My mind swooped to an image of Granly. If she were here right now, she’d be sitting in a folding beach chair. Maybe she’d sip a glass of wine while she searched the sky for the first stars of the night. Or she’d be efficiently packing the dishes up while she gossiped with my mom about old Chicago friends.
But then something surprising happened. Just as quickly as my mind had swooped to Granly, it swooped away again and landed on—the boy from the bookstore.
I wondered what it would be like if he were here on the beach with me. He didn’t seem like the goofy splashing-around-in-the-water type. But I could definitely picture him taking a long, contemplative walk along the lake. Or building a sand castle with me, with all the turrets carefully lined up according to size.
I wondered if he knew the constellations and would point them out as the night sky grew darker. Or maybe he didn’t like to talk much. Maybe he was more of a listener.
I tried to imagine what it might feel like to lean my head against his shoulder or snuggle into those lanky arms. And I remembered the way his face had lit up when he’d smiled at me for the first time.
But after his mom had brought him back down to earth, his face had tightened. His mouth had become a straight, serious line as he’d struggled with the receipt tape and perhaps reviewed a long to-do list of chores in his head.
It had not looked like a kissable mouth.
And those broad shoulders? It seemed there was enough leaning on them already.

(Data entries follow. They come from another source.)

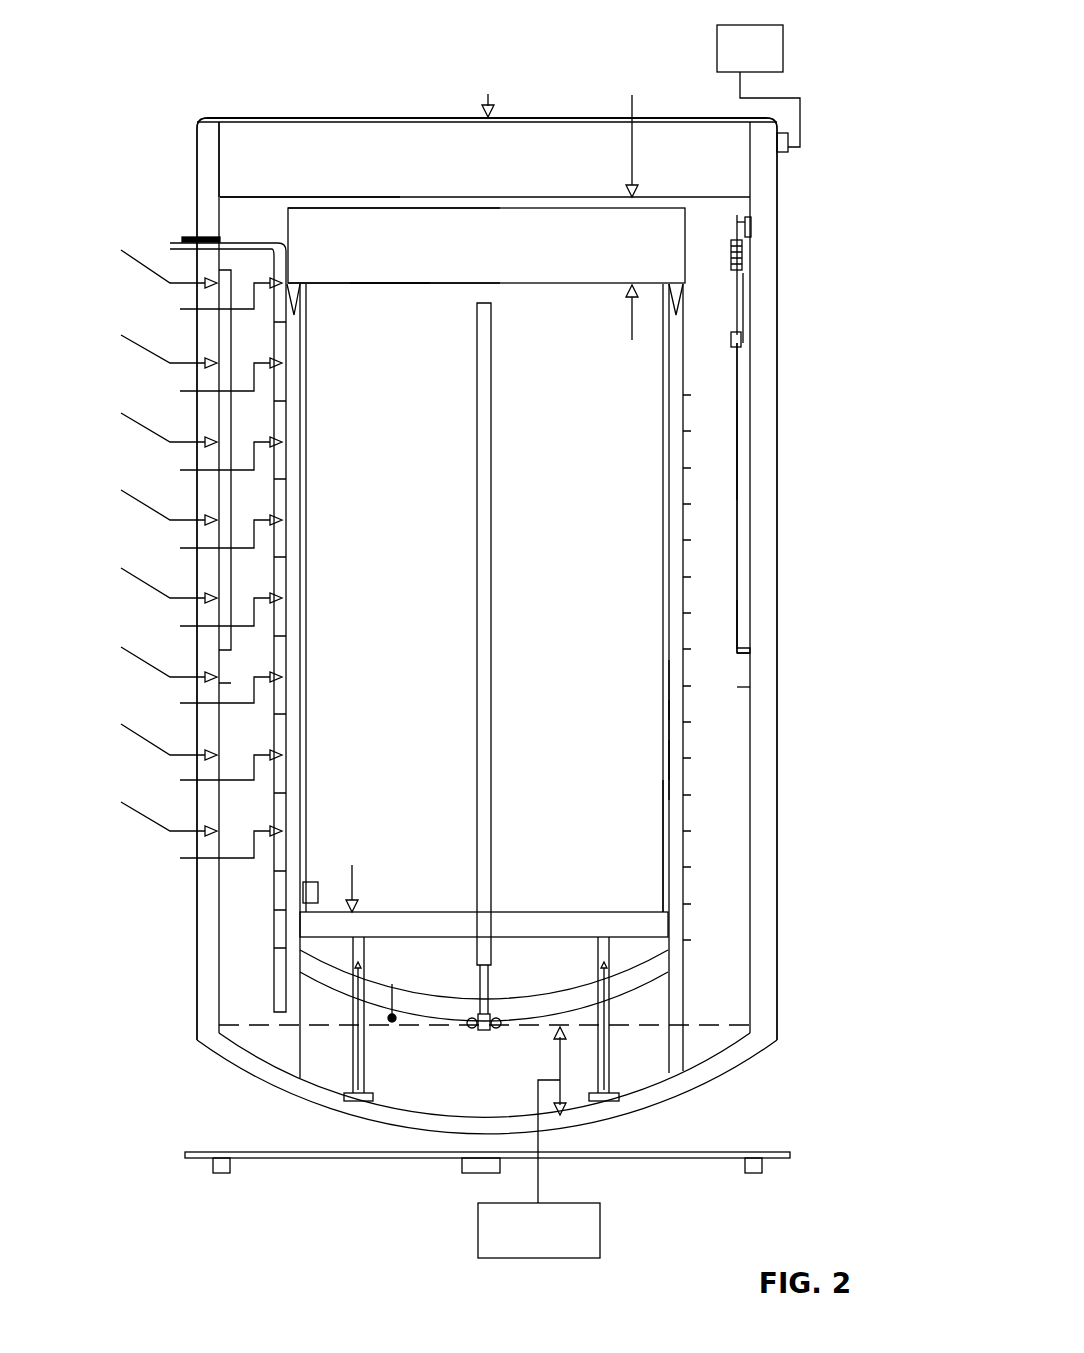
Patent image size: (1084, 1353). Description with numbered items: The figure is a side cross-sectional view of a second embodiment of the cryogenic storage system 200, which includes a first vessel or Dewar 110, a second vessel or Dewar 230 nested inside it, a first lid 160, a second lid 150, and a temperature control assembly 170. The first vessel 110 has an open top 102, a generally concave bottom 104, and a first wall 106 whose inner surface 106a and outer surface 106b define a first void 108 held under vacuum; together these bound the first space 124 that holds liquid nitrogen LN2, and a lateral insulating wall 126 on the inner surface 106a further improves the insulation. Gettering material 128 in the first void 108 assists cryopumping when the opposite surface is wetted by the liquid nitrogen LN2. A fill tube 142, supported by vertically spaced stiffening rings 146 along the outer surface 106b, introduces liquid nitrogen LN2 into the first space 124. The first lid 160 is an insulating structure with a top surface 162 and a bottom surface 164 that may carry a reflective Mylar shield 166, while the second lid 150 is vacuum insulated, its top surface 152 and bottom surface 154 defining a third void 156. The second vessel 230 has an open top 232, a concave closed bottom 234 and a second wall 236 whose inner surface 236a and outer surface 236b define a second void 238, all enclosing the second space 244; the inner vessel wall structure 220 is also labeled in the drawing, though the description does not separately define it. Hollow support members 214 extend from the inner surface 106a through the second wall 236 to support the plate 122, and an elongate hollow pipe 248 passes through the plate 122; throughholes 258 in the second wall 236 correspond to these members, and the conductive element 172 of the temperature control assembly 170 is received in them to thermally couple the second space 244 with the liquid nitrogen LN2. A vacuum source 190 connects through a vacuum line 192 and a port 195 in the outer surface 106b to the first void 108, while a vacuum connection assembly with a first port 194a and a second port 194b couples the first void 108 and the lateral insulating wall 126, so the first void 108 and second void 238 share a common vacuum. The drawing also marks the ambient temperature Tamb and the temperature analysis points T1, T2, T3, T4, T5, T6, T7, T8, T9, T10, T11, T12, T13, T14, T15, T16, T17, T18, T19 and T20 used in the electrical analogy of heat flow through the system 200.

The cryogenic storage system 200 is at (172, 45).
The first open end or top 102 is at (703, 212).
The first closed end or bottom 104 is at (672, 1098).
The first wall 106 is at (772, 658).
The inner surface 106a is at (753, 502).
The outer surface 106b is at (777, 617).
The first gap or void 108 is at (770, 580).
The first vessel or Dewar 110 is at (815, 522).
The plate 122 is at (653, 930).
The first space or controlled volume 124 is at (720, 468).
The lateral insulating wall 126 is at (745, 312).
The gettering material 128 is at (582, 1108).
The fill tube 142 is at (175, 242).
The stiffening rings or spacers 146 is at (277, 907).
The second lid 150 is at (523, 251).
The top surface 152 is at (360, 208).
The bottom surface 154 is at (357, 282).
The third void 156 is at (386, 284).
The first lid 160 is at (496, 161).
The top surface 162 is at (277, 117).
The bottom surface 164 is at (313, 195).
The reflective Mylar shield 166 is at (273, 197).
The temperature control assembly 170 is at (313, 870).
The conductive element or specific conductor 172 is at (407, 1016).
The vacuum source 190 is at (735, 59).
The vacuum line 192 is at (810, 98).
The first port 194a is at (750, 225).
The second port 194b is at (737, 343).
The port 195 is at (787, 157).
The support members 214 is at (365, 1060).
The inner vessel 220 is at (306, 552).
The second vessel or Dewar 230 is at (700, 413).
The second open end or top 232 is at (660, 300).
The second closed end or bottom 234 is at (667, 950).
The second wall 236 is at (688, 738).
The inner surface 236a is at (700, 697).
The outer surface 236b is at (695, 770).
The second gap or void 238 is at (666, 806).
The second space 244 is at (633, 870).
The elongate hollow pipe 248 is at (492, 560).
The throughholes 258 is at (490, 997).
The liquid nitrogen LN2 is at (748, 1035).
The ambient temperature Tamb is at (488, 69).
The temperature analysis point T1 is at (632, 124).
The temperature analysis point T2 is at (147, 258).
The temperature analysis point T3 is at (632, 334).
The temperature analysis point T4 is at (352, 866).
The temperature analysis point T5 is at (392, 977).
The temperature analysis point T6 is at (209, 304).
The temperature analysis point T7 is at (209, 385).
The temperature analysis point T8 is at (147, 340).
The temperature analysis point T9 is at (209, 464).
The temperature analysis point T10 is at (147, 419).
The temperature analysis point T11 is at (209, 542).
The temperature analysis point T12 is at (147, 496).
The temperature analysis point T13 is at (209, 620).
The temperature analysis point T14 is at (147, 574).
The temperature analysis point T15 is at (209, 698).
The temperature analysis point T16 is at (147, 653).
The temperature analysis point T17 is at (209, 776).
The temperature analysis point T18 is at (147, 731).
The temperature analysis point T19 is at (209, 853).
The temperature analysis point T20 is at (147, 808).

There w
as no room for my head there.
Even if there was, was Josh thinking about me in the same way?
Was he thinking about me at all? He didn’t even know my name!
I couldn’t stop repeating his name in my head. Josh. I loved the one-syllable simplicity of it. I loved the way it ended with a shhhh that you could draw out, like the soft sizzle of a Lake Michigan wave.
But I stopped myself from whispering the name out loud. If I did, I felt sure that I wouldn’t be able to get it—to get him and my does-he-like-me? angst—out of my head.
So instead I tromped back to my family, who looked blurry and ghostly now that the sun had set.
“Isn’t it time for frozen custard?” I asked.
It was funny that we had so many rituals in Bluepointe, when we had hardly any in LA.
At home we went to whatever brunch spot had the shortest line. Here we might wait for ninety minutes to get Dutch baby pancakes (and only Dutch baby pancakes) at Francie’s Pancake & Waffles.
In LA my mom marked our heights on the laundry room wall whenever she remembered. Not on birthdays or New Years or anything that organized.
But in Bluepointe we always took the exact same photo on the exact same day, which was the last day of our visit. Hannah would kneel in the sand, Abbie would sit next to her, and I would lie on my stomach, my chin on my fists, at the end of the line. We even took that shot in the rain once, because there was no leaving Bluepointe without the “stack of sisters” shot.
Yet another tradition here was frozen custard on our first night in town. We always went to the Blue Moon Custard Stand.
As we drove there Hannah said, “I wonder what color it’s going to be this year.”
The Blue Moon got a new paint job every summer, going from bubble-gum pink to neon yellow to lime green—anything as long as it was ridiculously bright. I guess it was easy to paint, because the stand was no bigger than a backyard shed. There was barely enough room inside for two (small) people to work, and even that looked like a struggle. They always seemed to be elbowing each other away as they took orders, exchanged money, and handed cones through the stand’s one tiny window.
This meant the line was always long and slow-moving, which was part of the fun of the Blue Moon.